Football - LaLiga - Atletico Madrid v Valencia - Riyadh Air Metropolitano, Madrid, Spain - December 13, 2025 Atletico Madrid's Antoine Griezmann celebrates scoring their second goal with Alexander Sorloth. (Reuters)
Football - LaLiga - Atletico Madrid v Valencia - Riyadh Air Metropolitano, Madrid, Spain - December 13, 2025 Atletico Madrid's Antoine Griezmann celebrates scoring their second goal with Alexander Sorloth. (Reuters)

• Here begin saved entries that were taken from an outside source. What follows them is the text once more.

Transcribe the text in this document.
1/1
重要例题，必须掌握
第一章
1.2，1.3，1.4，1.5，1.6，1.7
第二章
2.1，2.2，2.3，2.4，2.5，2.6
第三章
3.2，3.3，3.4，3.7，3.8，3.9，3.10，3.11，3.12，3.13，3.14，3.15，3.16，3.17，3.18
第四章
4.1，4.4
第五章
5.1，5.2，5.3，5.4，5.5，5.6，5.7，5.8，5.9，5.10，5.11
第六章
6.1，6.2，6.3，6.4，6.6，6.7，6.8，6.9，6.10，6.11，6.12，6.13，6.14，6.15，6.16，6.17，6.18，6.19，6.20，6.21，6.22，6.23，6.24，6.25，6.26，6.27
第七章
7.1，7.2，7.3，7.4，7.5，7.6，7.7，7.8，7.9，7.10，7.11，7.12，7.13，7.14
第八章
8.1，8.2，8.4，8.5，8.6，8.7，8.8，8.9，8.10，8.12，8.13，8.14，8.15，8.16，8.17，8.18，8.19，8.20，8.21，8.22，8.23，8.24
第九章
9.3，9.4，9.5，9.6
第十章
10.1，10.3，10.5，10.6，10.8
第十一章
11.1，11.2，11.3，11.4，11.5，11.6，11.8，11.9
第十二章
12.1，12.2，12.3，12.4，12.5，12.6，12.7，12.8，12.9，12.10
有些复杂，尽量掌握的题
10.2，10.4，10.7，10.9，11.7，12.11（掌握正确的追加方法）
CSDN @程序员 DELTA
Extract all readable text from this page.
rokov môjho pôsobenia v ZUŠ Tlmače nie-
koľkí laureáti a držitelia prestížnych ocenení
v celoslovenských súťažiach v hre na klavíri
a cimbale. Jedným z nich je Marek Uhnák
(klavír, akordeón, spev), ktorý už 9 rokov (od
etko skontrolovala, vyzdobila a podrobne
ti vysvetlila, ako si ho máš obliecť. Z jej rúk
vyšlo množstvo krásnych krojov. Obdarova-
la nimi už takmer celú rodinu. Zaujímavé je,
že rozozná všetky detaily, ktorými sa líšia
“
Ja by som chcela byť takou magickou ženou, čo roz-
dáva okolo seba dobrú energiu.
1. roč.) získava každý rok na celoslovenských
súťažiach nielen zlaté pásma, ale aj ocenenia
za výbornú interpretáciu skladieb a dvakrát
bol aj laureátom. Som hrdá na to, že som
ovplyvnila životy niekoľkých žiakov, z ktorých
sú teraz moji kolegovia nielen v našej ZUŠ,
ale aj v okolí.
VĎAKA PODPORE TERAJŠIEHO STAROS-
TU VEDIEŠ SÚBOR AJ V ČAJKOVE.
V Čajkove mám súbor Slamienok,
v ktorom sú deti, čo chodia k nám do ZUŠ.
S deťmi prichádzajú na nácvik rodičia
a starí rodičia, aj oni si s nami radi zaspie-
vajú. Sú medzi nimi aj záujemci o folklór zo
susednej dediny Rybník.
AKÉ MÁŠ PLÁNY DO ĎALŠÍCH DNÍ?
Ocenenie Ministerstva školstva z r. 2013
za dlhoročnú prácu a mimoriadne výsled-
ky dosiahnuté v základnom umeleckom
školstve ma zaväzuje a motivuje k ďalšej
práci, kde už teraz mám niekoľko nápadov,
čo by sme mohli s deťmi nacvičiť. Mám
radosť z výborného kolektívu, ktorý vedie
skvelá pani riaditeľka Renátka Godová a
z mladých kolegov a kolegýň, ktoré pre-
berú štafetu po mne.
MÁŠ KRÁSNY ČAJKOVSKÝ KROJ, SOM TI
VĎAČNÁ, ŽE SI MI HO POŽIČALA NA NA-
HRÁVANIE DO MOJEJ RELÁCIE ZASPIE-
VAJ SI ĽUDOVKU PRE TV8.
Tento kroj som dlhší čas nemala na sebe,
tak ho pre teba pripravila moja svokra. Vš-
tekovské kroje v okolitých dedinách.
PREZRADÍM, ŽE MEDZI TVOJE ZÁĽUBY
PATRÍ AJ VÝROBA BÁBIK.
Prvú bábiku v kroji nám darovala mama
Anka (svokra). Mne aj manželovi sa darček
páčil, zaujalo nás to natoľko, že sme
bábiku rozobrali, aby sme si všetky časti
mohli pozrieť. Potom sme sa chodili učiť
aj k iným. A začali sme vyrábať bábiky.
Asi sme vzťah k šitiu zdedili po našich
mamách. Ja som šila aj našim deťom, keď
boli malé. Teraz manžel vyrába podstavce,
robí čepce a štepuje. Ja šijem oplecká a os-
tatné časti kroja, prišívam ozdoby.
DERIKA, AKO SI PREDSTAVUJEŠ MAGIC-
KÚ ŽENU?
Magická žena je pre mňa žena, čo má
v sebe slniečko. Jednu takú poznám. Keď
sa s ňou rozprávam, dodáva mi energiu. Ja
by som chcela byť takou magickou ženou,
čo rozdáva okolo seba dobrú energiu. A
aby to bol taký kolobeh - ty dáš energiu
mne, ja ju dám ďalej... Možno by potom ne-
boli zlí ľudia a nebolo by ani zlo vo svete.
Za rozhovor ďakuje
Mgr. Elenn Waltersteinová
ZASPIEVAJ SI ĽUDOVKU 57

Antoine Griezmann scored the winner after coming off the bench to help Atletico Madrid beat Valencia 2-1 Saturday and stay in touch with the La Liga front-runners.

Griezmann replaced Julián Álvarez with half an hour to go with Atletico leading after Koke Resurrección scored from a rebound in the 17th minute.

Lucas Beltrán pulled the visitors level in the 63rd with a shot from outside the area as the Argentine striker skirted past a defender and lashed a long strike just inside the post.

Griezmann restored the lead in the 74th at the Metropolitano Stadium when he used an exquisite control, hooking down a long ball with the tip of his boot, before he fired in the winner.

The 34-year-old Griezmann has taken a more limited role with Atletico this season, but he is still proving to be decisive. The former France star scored two goals as a substitute in a 3-1 win over Levante last month and also netted after coming on in the second half against Sevilla and Real Madrid.

His winner against Valencia increased his record haul for Atletico to 204 career goals.

Fourth-placed Atletico was six points behind Barcelona before the leader hosted Osasuna later.

The loss for Valencia will increase the pressure on coach Carlos Corberán with the team in 17th place just on the edge of the relegation zone.